The ringing UN bell mostly “commemorated” what those standing at the event already knew: that the world remains in peril from our consumption excesses, our appetite for weapons, even our resistance to the inclusiveness we say we want. We need better policies, healthier communities, happier families, more creative schools, more attentive governance.    But we also need more hands in this work, more minds to help us sort out our limitations and inconsistencies, more ‘heart energy’ to remind us – and not only on international peace day – that our policy triumphs have limited shelf-life and must continually adapt to new and sometimes discouraging circumstances made possible in part by our collective indifference.

We are in the ‘peace business’ not because we are so clever and virtuous, but because it is our responsibility and there are still too few others with the time or inclination to respond to these difficult challenges.

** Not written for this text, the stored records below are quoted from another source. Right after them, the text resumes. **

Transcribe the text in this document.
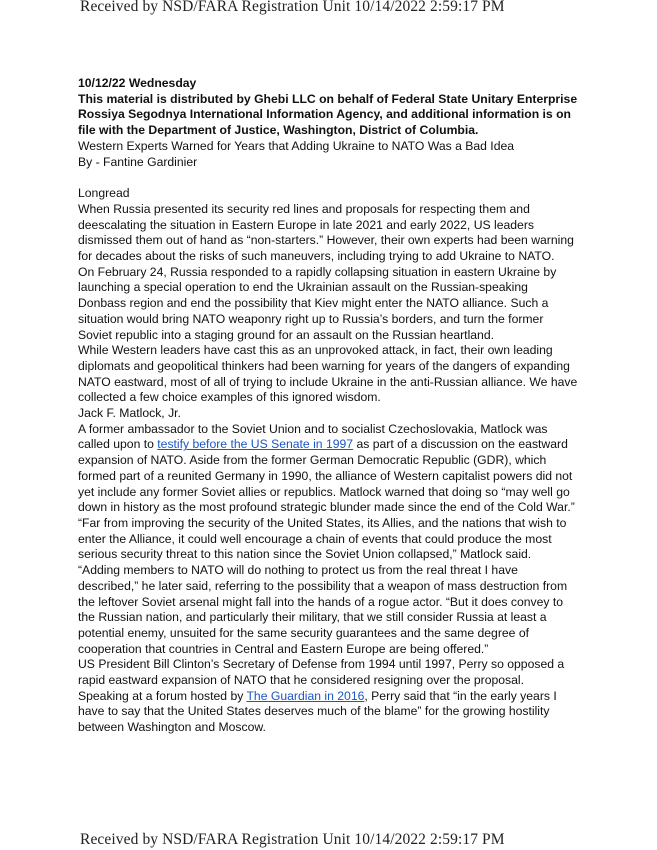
Received by NSD/FARA Registration Unit 10/14/2022 2:59:17 PM

10/12/22 Wednesday

This material is distributed by Ghebi LLC on behalf of Federal State Unitary Enterprise Rossiya Segodnya International Information Agency, and additional information is on file with the Department of Justice, Washington, District of Columbia.

Western Experts Warned for Years that Adding Ukraine to NATO Was a Bad Idea

By - Fantine Gardinier

Longread

When Russia presented its security red lines and proposals for respecting them and deescalating the situation in Eastern Europe in late 2021 and early 2022, US leaders dismissed them out of hand as “non-starters.” However, their own experts had been warning for decades about the risks of such maneuvers, including trying to add Ukraine to NATO.

On February 24, Russia responded to a rapidly collapsing situation in eastern Ukraine by launching a special operation to end the Ukrainian assault on the Russian-speaking Donbass region and end the possibility that Kiev might enter the NATO alliance. Such a situation would bring NATO weaponry right up to Russia’s borders, and turn the former Soviet republic into a staging ground for an assault on the Russian heartland.

While Western leaders have cast this as an unprovoked attack, in fact, their own leading diplomats and geopolitical thinkers had been warning for years of the dangers of expanding NATO eastward, most of all of trying to include Ukraine in the anti-Russian alliance. We have collected a few choice examples of this ignored wisdom.

Jack F. Matlock, Jr.

A former ambassador to the Soviet Union and to socialist Czechoslovakia, Matlock was called upon to testify before the US Senate in 1997 as part of a discussion on the eastward expansion of NATO. Aside from the former German Democratic Republic (GDR), which formed part of a reunited Germany in 1990, the alliance of Western capitalist powers did not yet include any former Soviet allies or republics. Matlock warned that doing so “may well go down in history as the most profound strategic blunder made since the end of the Cold War.”

“Far from improving the security of the United States, its Allies, and the nations that wish to enter the Alliance, it could well encourage a chain of events that could produce the most serious security threat to this nation since the Soviet Union collapsed,” Matlock said.

“Adding members to NATO will do nothing to protect us from the real threat I have described,” he later said, referring to the possibility that a weapon of mass destruction from the leftover Soviet arsenal might fall into the hands of a rogue actor. “But it does convey to the Russian nation, and particularly their military, that we still consider Russia at least a potential enemy, unsuited for the same security guarantees and the same degree of cooperation that countries in Central and Eastern Europe are being offered.”

US President Bill Clinton’s Secretary of Defense from 1994 until 1997, Perry so opposed a rapid eastward expansion of NATO that he considered resigning over the proposal. Speaking at a forum hosted by The Guardian in 2016, Perry said that “in the early years I have to say that the United States deserves much of the blame” for the growing hostility between Washington and Moscow.

Received by NSD/FARA Registration Unit 10/14/2022 2:59:17 PM
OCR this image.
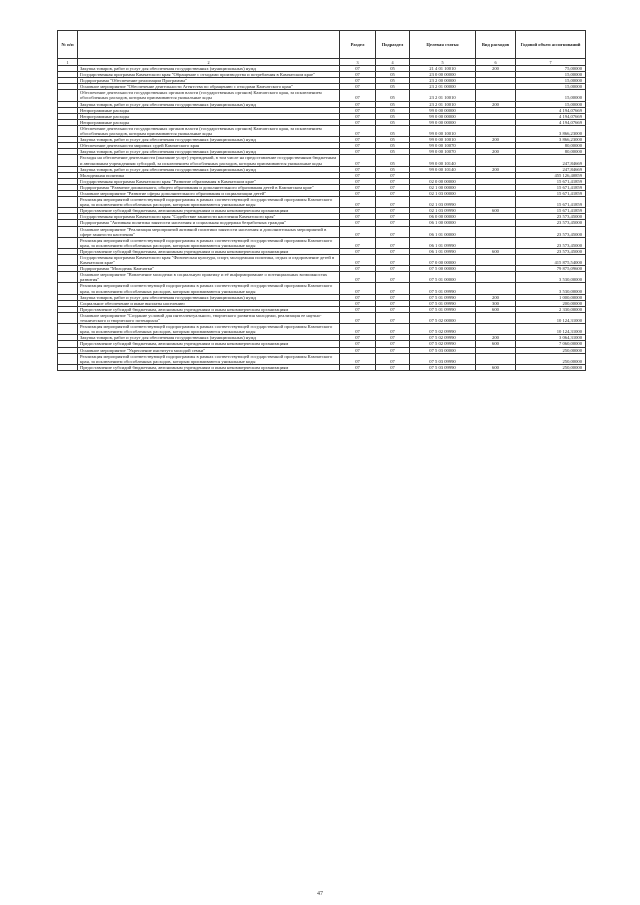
№ п/п		Раздел	Подраздел	Целевая статья	Вид расходов	Годовой объем ассигнований
1	2	3	4	5	6	7
	Закупка товаров, работ и услуг для обеспечения государственных (муниципальных) нужд	07	05	21 4 01 10010	200	75,00000
	Государственная программа Камчатского края "Обращение с отходами производства и потребления в Камчатском крае"	07	05	23 0 00 00000		15,00000
	Подпрограмма "Обеспечение реализации Программы"	07	05	23 2 00 00000		15,00000
	Основное мероприятие "Обеспечение деятельности Агентства по обращению с отходами Камчатского края"	07	05	23 2 01 00000		15,00000
	Обеспечение деятельности государственных органов власти (государственных органов) Камчатского края, за исключением обособленных расходов, которым присваиваются уникальные коды	07	05	23 2 01 10010		15,00000
	Закупка товаров, работ и услуг для обеспечения государственных (муниципальных) нужд	07	05	23 2 01 10010	200	15,00000
	Непрограммные расходы	07	05	99 0 00 00000		4 194,07669
	Непрограммные расходы	07	05	99 0 00 00000		4 194,07669
	Непрограммные расходы	07	05	99 0 00 00000		4 194,07669
	Обеспечение деятельности государственных органов власти (государственных органов) Камчатского края, за исключением обособленных расходов, которым присваиваются уникальные коды	07	05	99 0 00 10010		3 866,23000
	Закупка товаров, работ и услуг для обеспечения государственных (муниципальных) нужд	07	05	99 0 00 10010	200	3 866,23000
	Обеспечение деятельности мировых судей Камчатского края	07	05	99 0 00 10070		80,00000
	Закупка товаров, работ и услуг для обеспечения государственных (муниципальных) нужд	07	05	99 0 00 10070	200	80,00000
	Расходы на обеспечение деятельности (оказание услуг) учреждений, в том числе на предоставление государственным бюджетным и автономным учреждениям субсидий, за исключением обособленных расходов, которым присваиваются уникальные коды	07	05	99 0 00 10140		247,84669
	Закупка товаров, работ и услуг для обеспечения государственных (муниципальных) нужд	07	05	99 0 00 10140	200	247,84669
	Молодежная политика	07	07			455 126,40859
	Государственная программа Камчатского края "Развитие образования в Камчатском крае"	07	07	02 0 00 00000		15 671,41859
	Подпрограмма "Развитие дошкольного, общего образования и дополнительного образования детей в Камчатском крае"	07	07	02 1 00 00000		15 671,41859
	Основное мероприятие "Развитие сферы дополнительного образования и социализации детей"	07	07	02 1 03 00000		15 671,41859
	Реализация мероприятий соответствующей подпрограммы в рамках соответствующей государственной программы Камчатского края, за исключением обособленных расходов, которым присваиваются уникальные коды	07	07	02 1 03 09990		15 671,41859
	Предоставление субсидий бюджетным, автономным учреждениям и иным некоммерческим организациям	07	07	02 1 03 09990	600	15 671,41859
	Государственная программа Камчатского края "Содействие занятости населения Камчатского края"	07	07	06 0 00 00000		23 573,45000
	Подпрограмма "Активная политика занятости населения и социальная поддержка безработных граждан"	07	07	06 1 00 00000		23 573,45000
	Основное мероприятие "Реализация мероприятий активной политики занятости населения и дополнительных мероприятий в сфере занятости населения"	07	07	06 1 01 00000		23 573,45000
	Реализация мероприятий соответствующей подпрограммы в рамках соответствующей государственной программы Камчатского края, за исключением обособленных расходов, которым присваиваются уникальные коды	07	07	06 1 01 09990		23 573,45000
	Предоставление субсидий бюджетным, автономным учреждениям и иным некоммерческим организациям	07	07	06 1 01 09990	600	23 573,45000
	Государственная программа Камчатского края "Физическая культура, спорт, молодежная политика, отдых и оздоровление детей в Камчатском крае"	07	07	07 0 00 00000		415 875,54000
	Подпрограмма "Молодежь Камчатки"	07	07	07 5 00 00000		79 875,09600
	Основное мероприятие "Вовлечение молодежи в социальную практику и её информирование о потенциальных возможностях развития"	07	07	07 5 01 00000		3 530,00000
	Реализация мероприятий соответствующей подпрограммы в рамках соответствующей государственной программы Камчатского края, за исключением обособленных расходов, которым присваиваются уникальные коды	07	07	07 5 01 09990		3 530,00000
	Закупка товаров, работ и услуг для обеспечения государственных (муниципальных) нужд	07	07	07 5 01 09990	200	1 000,00000
	Социальное обеспечение и иные выплаты населению	07	07	07 5 01 09990	300	200,00000
	Предоставление субсидий бюджетным, автономным учреждениям и иным некоммерческим организациям	07	07	07 5 01 09990	600	2 330,00000
	Основное мероприятие "Создание условий для интеллектуального, творческого развития молодежи, реализация ее научно-технического и творческого потенциала"	07	07	07 5 02 00000		10 124,31000
	Реализация мероприятий соответствующей подпрограммы в рамках соответствующей государственной программы Камчатского края, за исключением обособленных расходов, которым присваиваются уникальные коды	07	07	07 5 02 09990		10 124,31000
	Закупка товаров, работ и услуг для обеспечения государственных (муниципальных) нужд	07	07	07 5 02 09990	200	3 064,31000
	Предоставление субсидий бюджетным, автономным учреждениям и иным некоммерческим организациям	07	07	07 5 02 09990	600	7 060,00000
	Основное мероприятие "Укрепление института молодой семьи"	07	07	07 5 03 00000		250,00000
	Реализация мероприятий соответствующей подпрограммы в рамках соответствующей государственной программы Камчатского края, за исключением обособленных расходов, которым присваиваются уникальные коды	07	07	07 5 03 09990		250,00000
	Предоставление субсидий бюджетным, автономным учреждениям и иным некоммерческим организациям	07	07	07 5 03 09990	600	250,00000
47
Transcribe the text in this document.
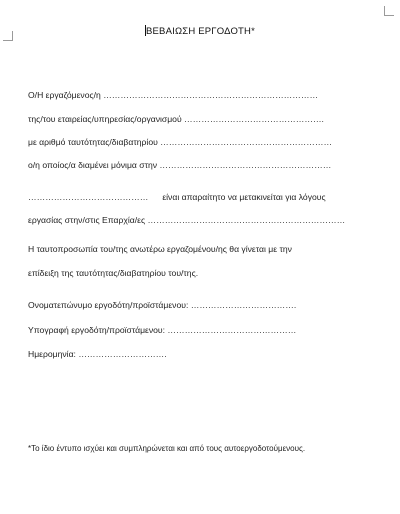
ΒΕΒΑΙΩΣΗ ΕΡΓΟΔΟΤΗ*
Ο/Η εργαζόμενος/η …………………………………………………………………
της/του εταιρείας/υπηρεσίας/οργανισμού ………………………………………….
με αριθμό ταυτότητας/διαβατηρίου ……………………………………………………
ο/η οποίος/α διαμένει μόνιμα στην ……………………………………………………
…………………………………… είναι απαραίτητο να μετακινείται για λόγους
εργασίας στην/στις Επαρχία/ες ……………………………………………………………
Η ταυτοπροσωπία του/της ανωτέρω εργαζομένου/ης θα γίνεται με την
επίδειξη της ταυτότητας/διαβατηρίου του/της.
Ονοματεπώνυμο εργοδότη/προϊστάμενου: ……………………………….
Υπογραφή εργοδότη/προϊστάμενου: ………………………………………
Ημερομηνία: ………………………….
*Το ίδιο έντυπο ισχύει και συμπληρώνεται και από τους αυτοεργοδοτούμενους.
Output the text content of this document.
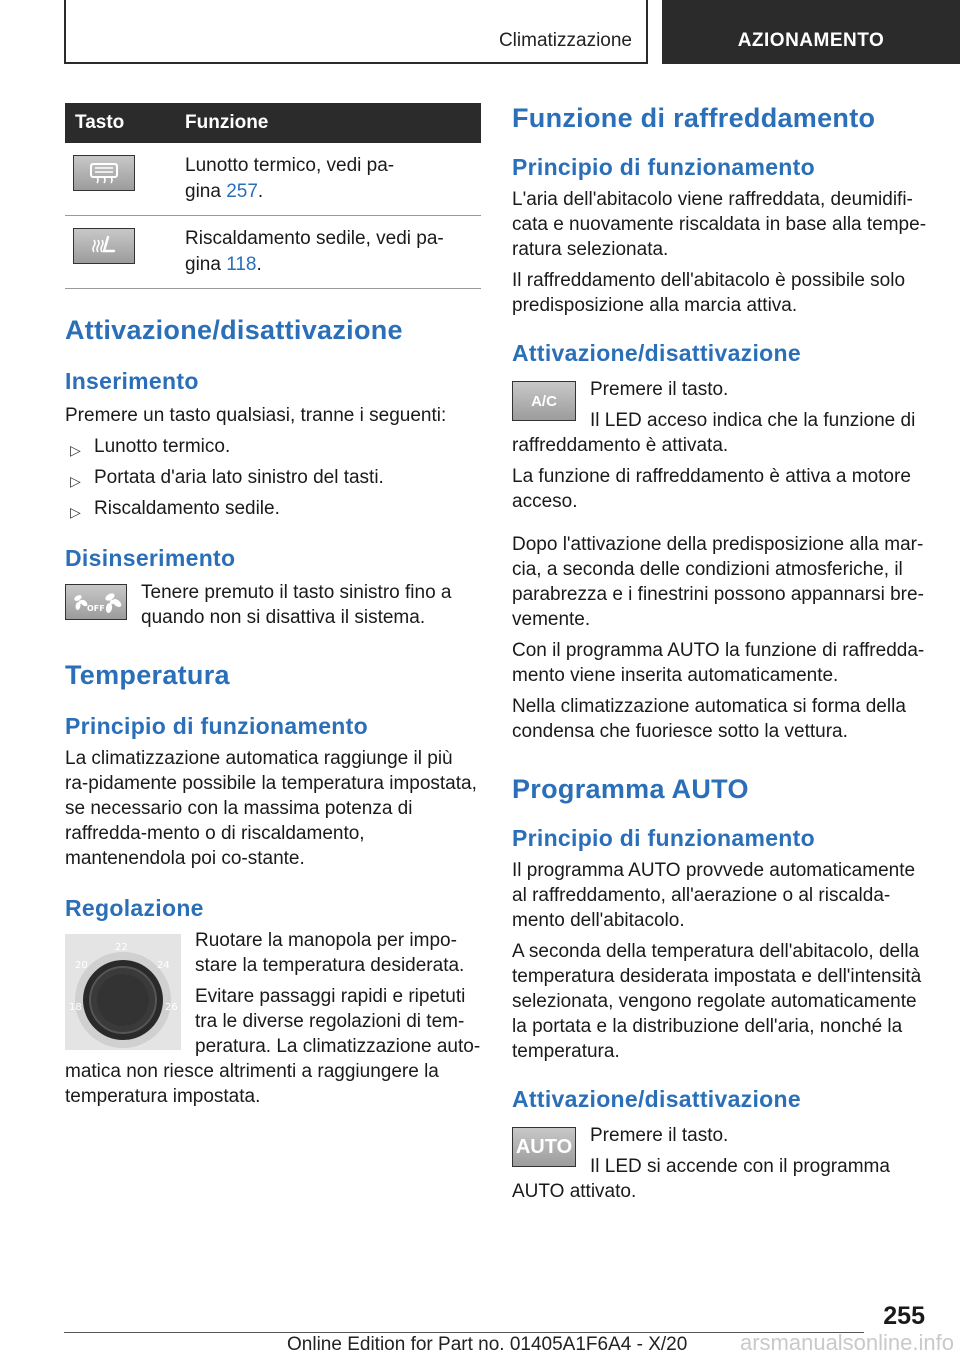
Climatizzazione	AZIONAMENTO
Tasto	Funzione
Lunotto termico, vedi pa-
gina 257.
Riscaldamento sedile, vedi pa-
gina 118.
Attivazione/disattivazione
Inserimento

Premere un tasto qualsiasi, tranne i seguenti:

▷ Lunotto termico.
▷ Portata d'aria lato sinistro del tasti.
▷ Riscaldamento sedile.
Disinserimento
OFF

Tenere premuto il tasto sinistro fino a quando non si disattiva il sistema.

Temperatura
Principio di funzionamento

La climatizzazione automatica raggiunge il più ra-pidamente possibile la temperatura impostata, se necessario con la massima potenza di raffredda-mento o di riscaldamento, mantenendola poi co-stante.

Regolazione
18
20
22
24
26

Ruotare la manopola per impo-stare la temperatura desiderata.

Evitare passaggi rapidi e ripetuti tra le diverse regolazioni di tem-peratura. La climatizzazione auto-matica non riesce altrimenti a raggiungere la temperatura impostata.

Funzione di raffreddamento
Principio di funzionamento

L'aria dell'abitacolo viene raffreddata, deumidifi-cata e nuovamente riscaldata in base alla tempe-ratura selezionata.

Il raffreddamento dell'abitacolo è possibile solo predisposizione alla marcia attiva.

Attivazione/disattivazione
A/C

Premere il tasto.

Il LED acceso indica che la funzione di raffreddamento è attivata.

La funzione di raffreddamento è attiva a motore acceso.

Dopo l'attivazione della predisposizione alla mar-cia, a seconda delle condizioni atmosferiche, il parabrezza e i finestrini possono appannarsi bre-vemente.

Con il programma AUTO la funzione di raffredda-mento viene inserita automaticamente.

Nella climatizzazione automatica si forma della condensa che fuoriesce sotto la vettura.

Programma AUTO
Principio di funzionamento

Il programma AUTO provvede automaticamente al raffreddamento, all'aerazione o al riscalda-mento dell'abitacolo.

A seconda della temperatura dell'abitacolo, della temperatura desiderata impostata e dell'intensità selezionata, vengono regolate automaticamente la portata e la distribuzione dell'aria, nonché la temperatura.

Attivazione/disattivazione
AUTO Premere il tasto.

Il LED si accende con il programma AUTO attivato.

255
Online Edition for Part no. 01405A1F6A4 - X/20 arsmanualsonline.info
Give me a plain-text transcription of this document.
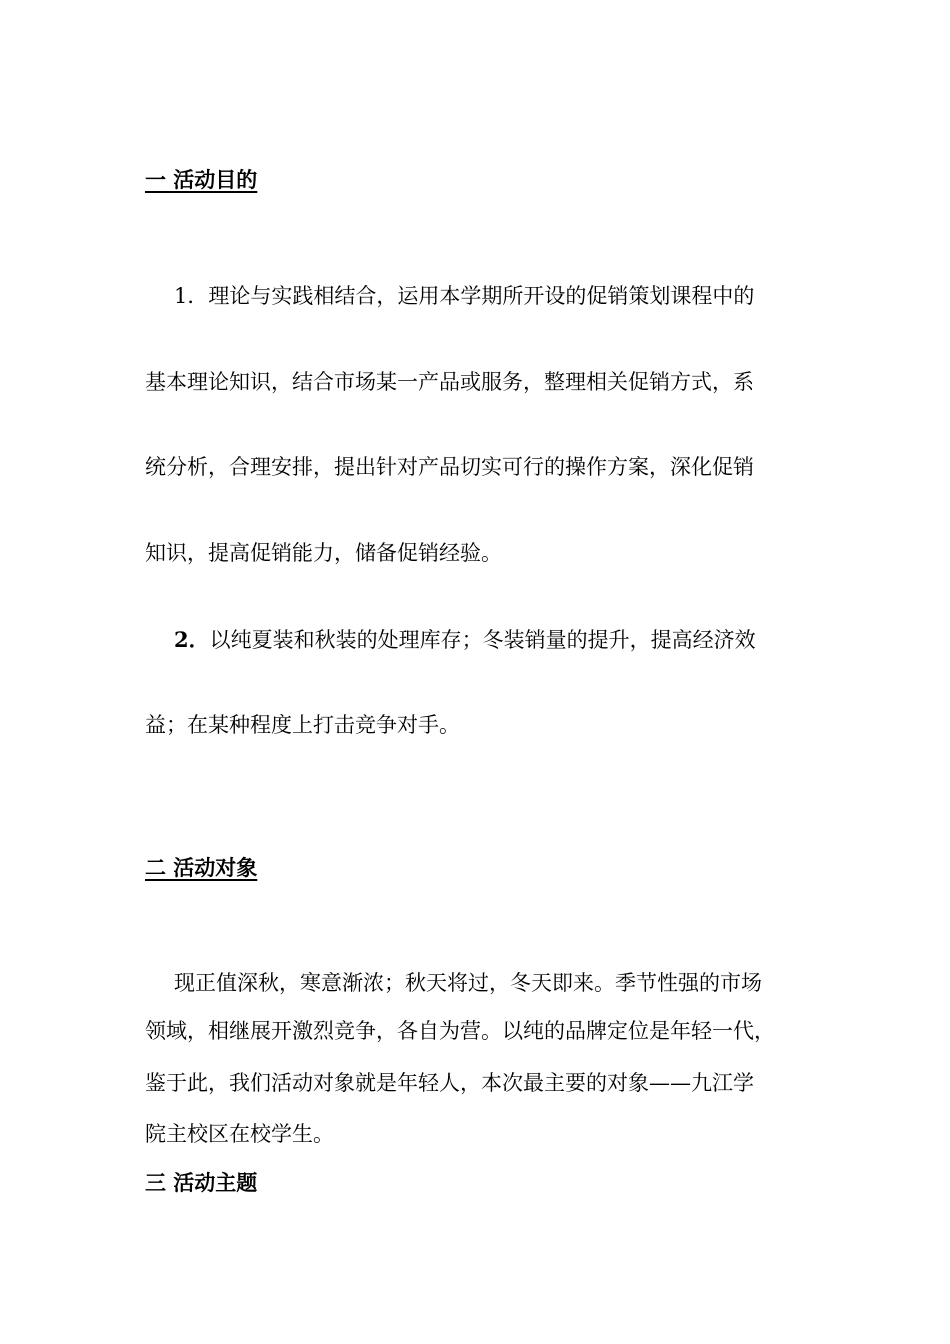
一 活动目的
1．理论与实践相结合，运用本学期所开设的促销策划课程中的
基本理论知识，结合市场某一产品或服务，整理相关促销方式，系
统分析，合理安排，提出针对产品切实可行的操作方案，深化促销
知识，提高促销能力，储备促销经验。
2．以纯夏装和秋装的处理库存；冬装销量的提升，提高经济效
益；在某种程度上打击竞争对手。
二 活动对象
现正值深秋，寒意渐浓；秋天将过，冬天即来。季节性强的市场
领域，相继展开激烈竞争，各自为营。以纯的品牌定位是年轻一代，
鉴于此，我们活动对象就是年轻人，本次最主要的对象——九江学
院主校区在校学生。
三 活动主题
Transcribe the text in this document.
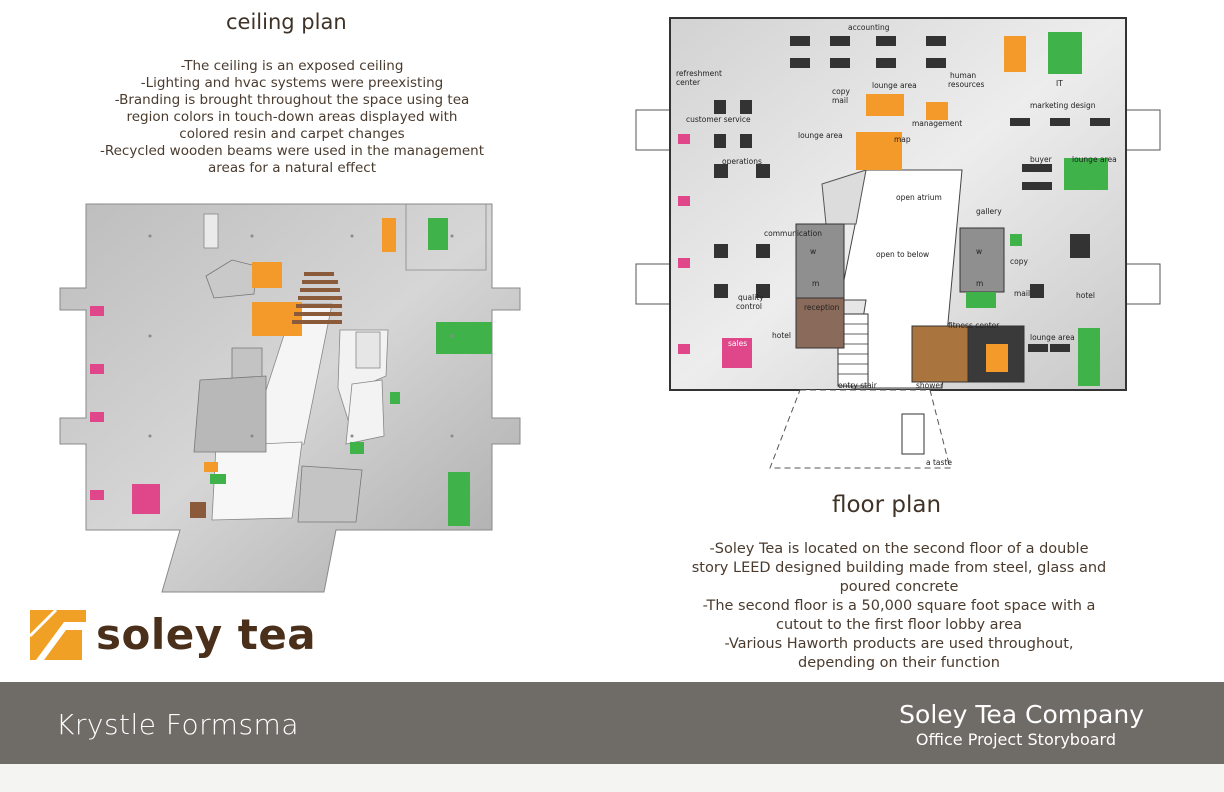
ceiling plan
-The ceiling is an exposed ceiling
-Lighting and hvac systems were preexisting
-Branding is brought throughout the space using tea
region colors in touch-down areas displayed with
colored resin and carpet changes
-Recycled wooden beams were used in the management
areas for a natural effect
soley tea
accounting
refreshment
center
copy
mail
lounge area
human
resources	IT
customer service
lounge area
management
map
marketing design
buyer	lounge area
operations
open atrium
gallery
communication
open to below
copy
mail
quality
control
w
m
w
m
reception
hotel
sales
fitness center
lounge area
hotel
entry stair	shower
a taste
floor plan
-Soley Tea is located on the second floor of a double
story LEED designed building made from steel, glass and
poured concrete
-The second floor is a 50,000 square foot space with a
cutout to the first floor lobby area
-Various Haworth products are used throughout,
depending on their function
Krystle Formsma	Soley Tea Company
Office Project Storyboard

Fortunately, there may be more people at the UN and in diplomatic missions and NGO offices worldwide committed to peaceful societies than has been the case previously.  We work with some and know of many others in every corner of the planet.

While we do what we can to honor those existing commitments, our collective efforts remain insufficient. We need to find stronger hands, sharper minds, more caring hearts.  We need to recruit for a common cause rather than for our narrow organizational interests.  Without setting up barriers to participation, we need to help people from many walks of life — healers and teachers and drivers and actors and parents – to actively identify with the hope of peaceful societies.  In the absence of major peace developments, this building of our common capacity for peace constitutes a useful, tangible response to today’s ringing of the UN bell.